The only soothing metric is the capital adequacy ratio (this is basically the ratio of a bank’s capital to its risk) and liquidity ratio (this stipulates how much banks are required to hold as a certain level of highly-liquid assets) are still in the safe zone as required by the CBN.

However, in spite of the fact that they are still within the prudential minimum of 10% for national banks and 15% for banks with international relevance, as at April 2016, the ratio has declined to 16.5% compared to 17.0% declared by the CBN in the same quarter last year.

Nonetheless, there is still light at the end of the tunnel. One area that has not been tapped for this category is the enormous potential of the retail side of the business. Without quoting much numbers, Nigerian banks with retail banking licenses have only handle that side of the business with much tokenism. While this argument can be countered by the fact that banks have in recent times captured a large percentage of the unbanked population, but numbers do not lie.

Only about 20.8 million people applied for the bank verification exercise with about 40 million bank accounts as at year end 2015. These numbers virtually means that just a little above 20 million Nigerians actually own operational bank accounts. By implication, close to 70 million adults do not own or operate any bank account. We can then conclude that banks were only stressing the commercial and merchant side of their business, retail was just a ticket to get into the bank.

Some banks have hinged their strategy on over-generalised narratives. Some quarters argued that many Nigerians do not have anything to do with banks because their is nothing to save. While some take the illiteracy dimension. It turns out that none of these positions are dependable. Nigerians through various traditional and modern means are engaging and patronising quasi-financial services, credit and savings activities.

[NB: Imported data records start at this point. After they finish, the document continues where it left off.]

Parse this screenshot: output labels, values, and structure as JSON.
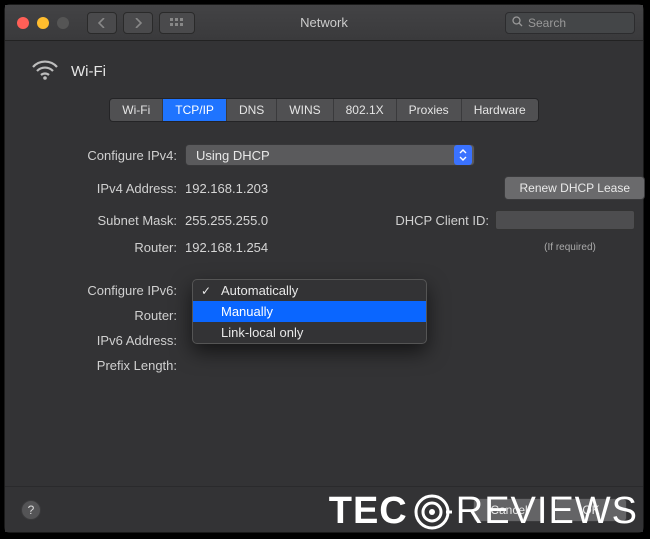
{
  "titlebar": {
    "title": "Network",
    "search_placeholder": "Search"
  },
  "header": {
    "title": "Wi-Fi"
  },
  "tabs": [
    {
      "label": "Wi-Fi",
      "active": false
    },
    {
      "label": "TCP/IP",
      "active": true
    },
    {
      "label": "DNS",
      "active": false
    },
    {
      "label": "WINS",
      "active": false
    },
    {
      "label": "802.1X",
      "active": false
    },
    {
      "label": "Proxies",
      "active": false
    },
    {
      "label": "Hardware",
      "active": false
    }
  ],
  "ipv4": {
    "configure_label": "Configure IPv4:",
    "configure_value": "Using DHCP",
    "address_label": "IPv4 Address:",
    "address_value": "192.168.1.203",
    "subnet_label": "Subnet Mask:",
    "subnet_value": "255.255.255.0",
    "router_label": "Router:",
    "router_value": "192.168.1.254",
    "renew_label": "Renew DHCP Lease",
    "client_id_label": "DHCP Client ID:",
    "client_id_value": "",
    "if_required": "(If required)"
  },
  "ipv6": {
    "configure_label": "Configure IPv6:",
    "router_label": "Router:",
    "address_label": "IPv6 Address:",
    "prefix_label": "Prefix Length:",
    "dropdown": {
      "options": [
        {
          "label": "Automatically",
          "checked": true,
          "highlighted": false
        },
        {
          "label": "Manually",
          "checked": false,
          "highlighted": true
        },
        {
          "label": "Link-local only",
          "checked": false,
          "highlighted": false
        }
      ]
    }
  },
  "footer": {
    "help": "?",
    "cancel": "Cancel",
    "ok": "OK"
  },
  "watermark": {
    "left": "TEC",
    "right": "REVIEWS"
  }
}
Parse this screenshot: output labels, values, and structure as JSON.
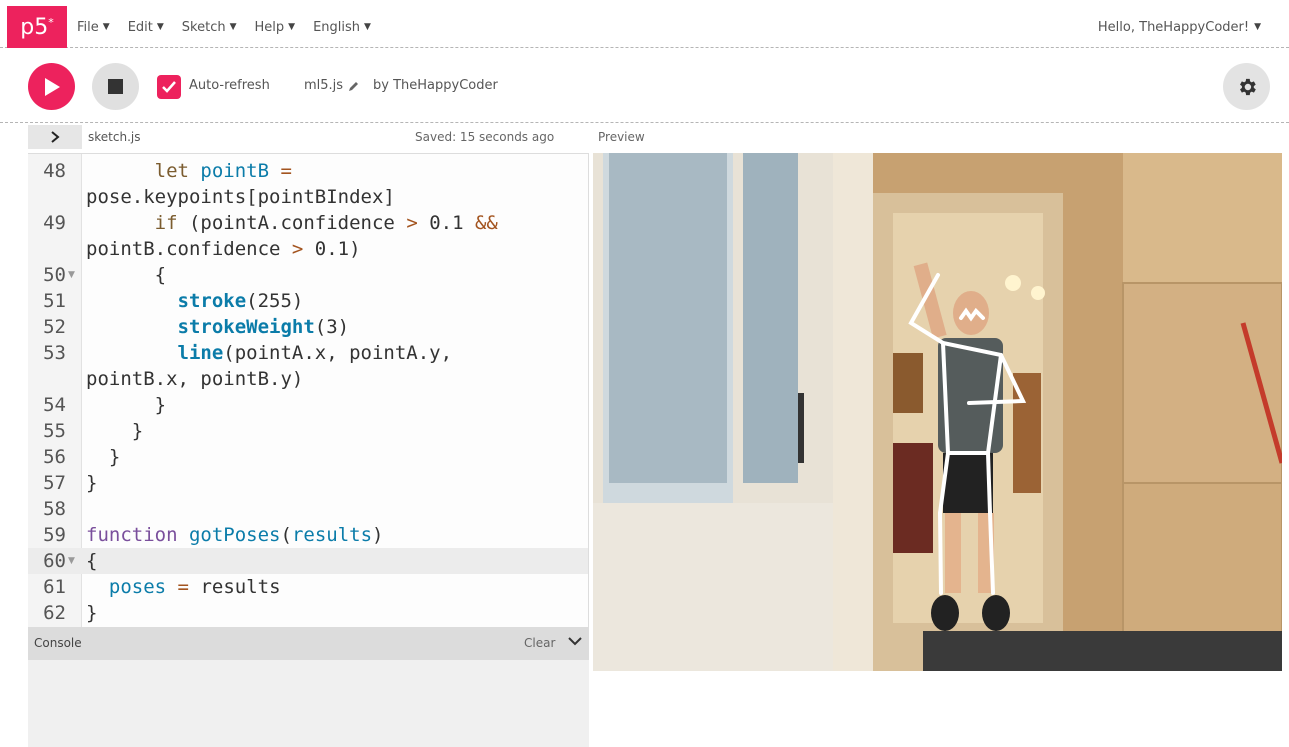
{
  "nav": {
    "logo": "p5",
    "logo_sup": "*",
    "menu": [
      {
        "label": "File"
      },
      {
        "label": "Edit"
      },
      {
        "label": "Sketch"
      },
      {
        "label": "Help"
      },
      {
        "label": "English"
      }
    ],
    "user_greeting": "Hello, TheHappyCoder!"
  },
  "toolbar": {
    "auto_refresh_label": "Auto-refresh",
    "auto_refresh_checked": true,
    "project_name": "ml5.js",
    "owner": "by TheHappyCoder"
  },
  "editor": {
    "file_name": "sketch.js",
    "saved_status": "Saved: 15 seconds ago",
    "preview_label": "Preview",
    "lines": [
      {
        "n": "48",
        "fold": false
      },
      {
        "n": "",
        "fold": false
      },
      {
        "n": "49",
        "fold": false
      },
      {
        "n": "",
        "fold": false
      },
      {
        "n": "50",
        "fold": true
      },
      {
        "n": "51",
        "fold": false
      },
      {
        "n": "52",
        "fold": false
      },
      {
        "n": "53",
        "fold": false
      },
      {
        "n": "",
        "fold": false
      },
      {
        "n": "54",
        "fold": false
      },
      {
        "n": "55",
        "fold": false
      },
      {
        "n": "56",
        "fold": false
      },
      {
        "n": "57",
        "fold": false
      },
      {
        "n": "58",
        "fold": false
      },
      {
        "n": "59",
        "fold": false
      },
      {
        "n": "60",
        "fold": true
      },
      {
        "n": "61",
        "fold": false
      },
      {
        "n": "62",
        "fold": false
      }
    ],
    "active_line": "60"
  },
  "console": {
    "label": "Console",
    "clear_label": "Clear"
  },
  "colors": {
    "accent": "#ed225d",
    "code_keyword": "#7a4f9c",
    "code_function": "#0b7ca9"
  }
}
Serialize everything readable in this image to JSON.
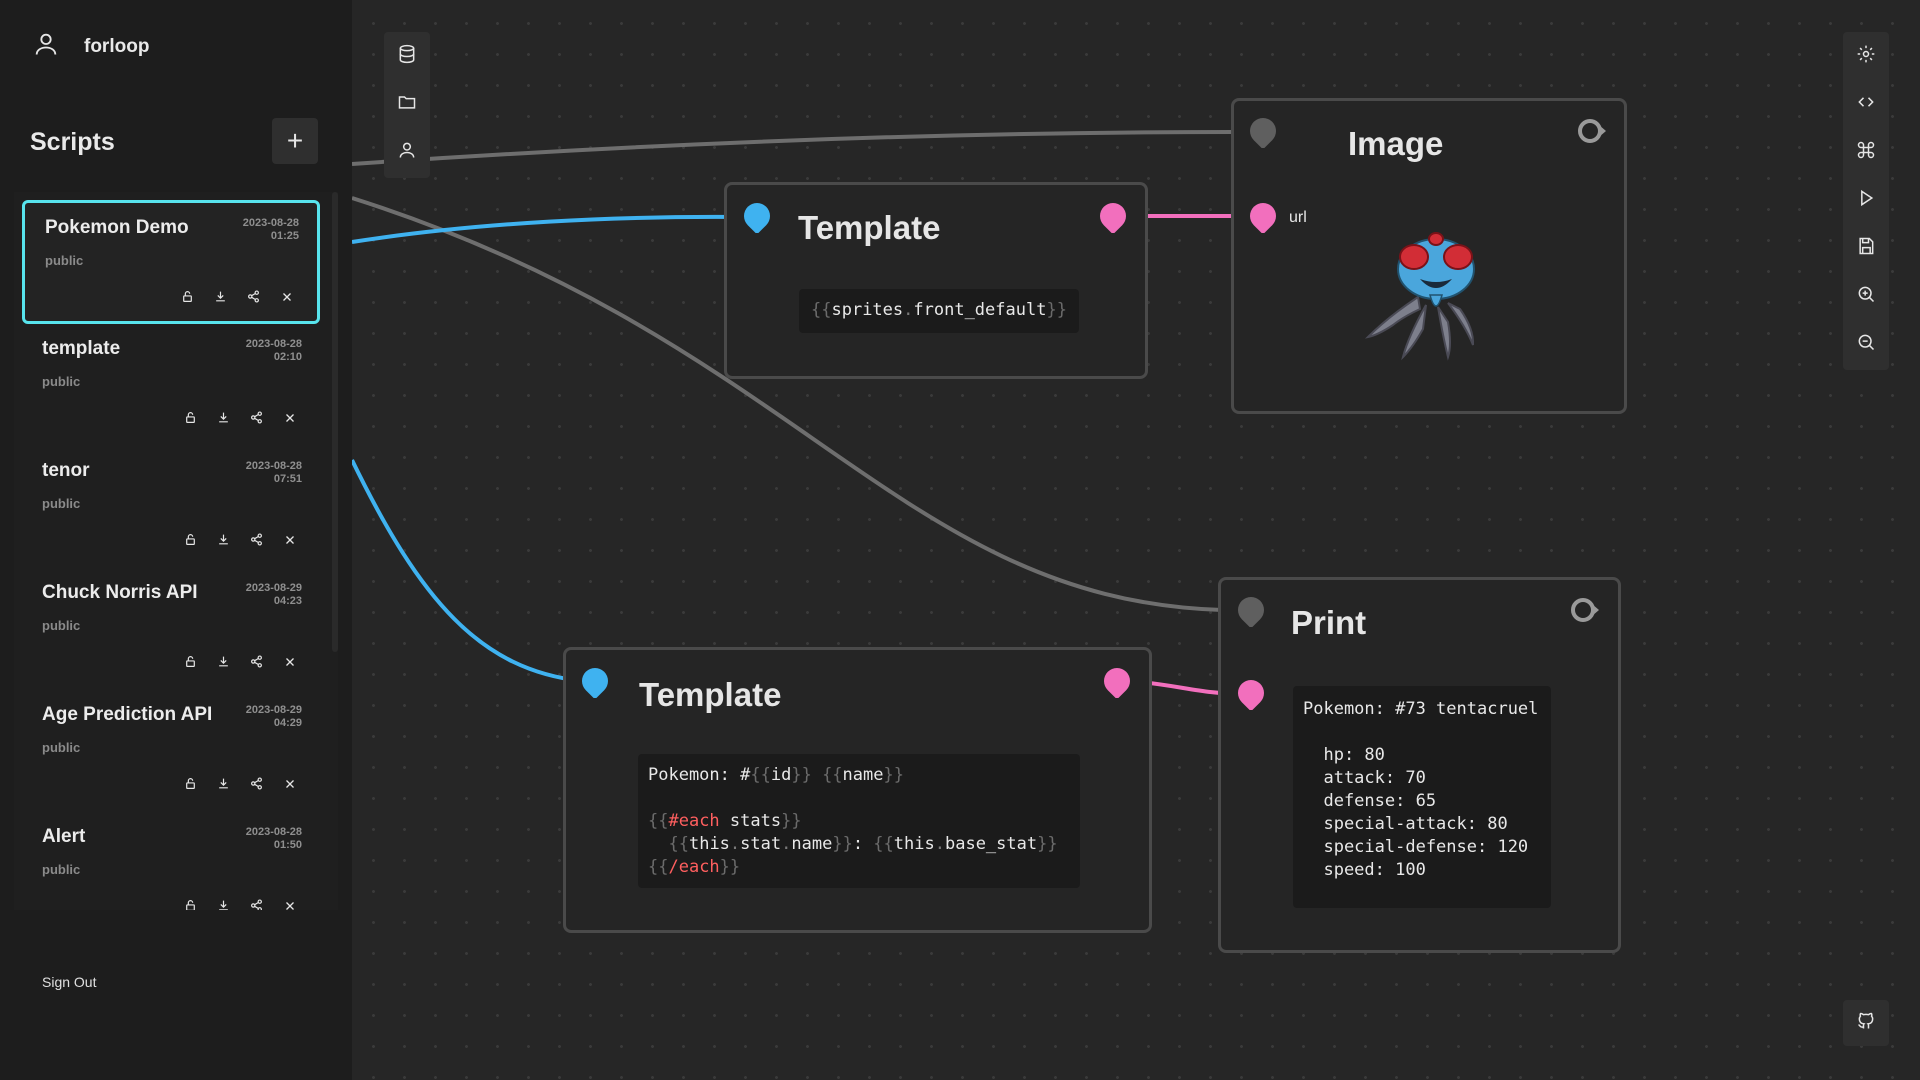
{
  "user": {
    "name": "forloop"
  },
  "sidebar": {
    "title": "Scripts",
    "add_label": "+",
    "sign_out": "Sign Out",
    "scripts": [
      {
        "name": "Pokemon Demo",
        "date": "2023-08-28",
        "time": "01:25",
        "visibility": "public",
        "active": true
      },
      {
        "name": "template",
        "date": "2023-08-28",
        "time": "02:10",
        "visibility": "public",
        "active": false
      },
      {
        "name": "tenor",
        "date": "2023-08-28",
        "time": "07:51",
        "visibility": "public",
        "active": false
      },
      {
        "name": "Chuck Norris API",
        "date": "2023-08-29",
        "time": "04:23",
        "visibility": "public",
        "active": false
      },
      {
        "name": "Age Prediction API",
        "date": "2023-08-29",
        "time": "04:29",
        "visibility": "public",
        "active": false
      },
      {
        "name": "Alert",
        "date": "2023-08-28",
        "time": "01:50",
        "visibility": "public",
        "active": false
      }
    ]
  },
  "toolbar_left": {
    "icons": [
      "database-icon",
      "folder-icon",
      "user-icon"
    ]
  },
  "toolbar_right": {
    "icons": [
      "settings-icon",
      "code-icon",
      "command-icon",
      "run-icon",
      "save-icon",
      "zoom-in-icon",
      "zoom-out-icon"
    ]
  },
  "nodes": {
    "template1": {
      "title": "Template",
      "code": "{{sprites.front_default}}"
    },
    "image": {
      "title": "Image",
      "port_label": "url"
    },
    "template2": {
      "title": "Template",
      "code_lines": [
        "Pokemon: #{{id}} {{name}}",
        "",
        "{{#each stats}}",
        "  {{this.stat.name}}: {{this.base_stat}}",
        "{{/each}}"
      ]
    },
    "print": {
      "title": "Print",
      "output": "Pokemon: #73 tentacruel\n\n  hp: 80\n  attack: 70\n  defense: 65\n  special-attack: 80\n  special-defense: 120\n  speed: 100"
    }
  },
  "colors": {
    "accent": "#58e4ed",
    "blue_port": "#3fb2f0",
    "pink_port": "#f26fbd",
    "gray_port": "#5f5f5f",
    "wire_gray": "#6e6e6e"
  }
}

Apart from established and the murky cooperative societies, there is a well-structured, unregulated joint contributions amongst peoples of different walks of lives. Many Nigerians look up to these informal arrangements to get mostly zero-interest loans, a mere imagination they can never get from orthodox financial services providers.

There is an humbling lesson for us in the formal sector and mostly banks who are looking at taking their retail business to the next level. We need to understand the market and our businesses beyond stock prices, quarterly projections and average margins. Boardroom assumptions often fail in the real world.

Nigerians are not backward, illiterates or desperately-poor that they do not understand the importance of savings and credit, but the system is not built for them. The system is built for big businesses, investors and their shareholders. The collapse of this superstructure is now making banks look at reconciling with them.